I wrote about Zeitlin’s research because it also tries to fix problems from below, rather than above. The idea is that in any community, no matter how troubled, there are people who have figured out strategies for success within the limitations of the environment, whether the environment is the rice-paddies of Vietnam, or an inner-city school system. These are the “positive deviants”—the people who deviate from the norm in a good way. The idea is that our social institutions — whether they are government agencies or philanthropic organizations—should seek out those positive deviants and help amplify their strategies throughout the community. This is, for instance, what the Obama administration was trying to do with Race to the Top in education: they identified all the cases of positive deviance in public school systems around the country, figured out what made them so successful, and then built the competition of Race to the Top to encourage more of those strategies.
You write about the roles of Kickstarter and Wikipedia as well as activist organizations like MoveOn, the Occupy movement, and the Arab Spring. What is their common thread? While the Occupy movement and the Arab Spring made use of new technology, they were rooted in real places.

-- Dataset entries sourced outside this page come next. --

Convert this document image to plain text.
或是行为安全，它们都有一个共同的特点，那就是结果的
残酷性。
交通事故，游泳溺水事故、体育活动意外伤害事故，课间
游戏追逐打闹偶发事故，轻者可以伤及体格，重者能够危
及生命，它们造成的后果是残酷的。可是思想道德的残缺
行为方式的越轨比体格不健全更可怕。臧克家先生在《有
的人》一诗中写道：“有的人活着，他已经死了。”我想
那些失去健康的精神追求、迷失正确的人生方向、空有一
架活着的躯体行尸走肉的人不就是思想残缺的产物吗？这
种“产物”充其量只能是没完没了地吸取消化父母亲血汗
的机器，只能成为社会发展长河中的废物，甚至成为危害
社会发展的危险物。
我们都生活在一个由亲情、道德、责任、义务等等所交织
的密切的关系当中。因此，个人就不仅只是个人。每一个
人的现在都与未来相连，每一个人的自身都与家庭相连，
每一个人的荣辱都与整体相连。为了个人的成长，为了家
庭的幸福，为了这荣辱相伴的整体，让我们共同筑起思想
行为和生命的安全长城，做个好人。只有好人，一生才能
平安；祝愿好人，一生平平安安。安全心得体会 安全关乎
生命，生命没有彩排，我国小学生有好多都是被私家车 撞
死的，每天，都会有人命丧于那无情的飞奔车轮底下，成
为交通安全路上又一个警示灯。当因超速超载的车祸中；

They all share a peer network structure at their core. In other words, they are defined by a network of collaboration, and not by their leaders. In some cases—particularly Occupy—they began with a virtual network that built enough critical mass than it crossed over into the physical world. Remember Occupy started with a hashtag on Twitter (#occupywallstreet); it took several months for people finally to say, “Hey, maybe we should actually occupy Wall Street.”
You have great faith that our broken and dysfunctional political systems can be turned round, in the ideas of a “liquid democracy” and the “peer progressives.” How do you see this transformation happening? How long will it take?
I guess I would say I have a little more faith in the ability of the peer progressives to solve problems working outside the political system than I do in the ability of the political system to fix itself. I think we are going to see—in fact I think we are already seeing—a great renaissance of civic participation on a local level, thanks to the many organizations and experiments I talk about in the book. Our national politics in the U.S. is more complicated. It will not improve without fundamental changes to the campaign finance system, for instance. I write about some potential solutions to that system in the book—all of which involve peer progressive values—but I think we are a long way from implementing them. But that doesn’t mean we shouldn’t be having the conversation about what the solutions should be. Otherwise, you fall into this fatalistic position where nothing can ever improve, which is the easiest way to guarantee that nothing will improve. It’s healthy to engage in a little utopian thinking every now and then—if only to give us something to steer towards.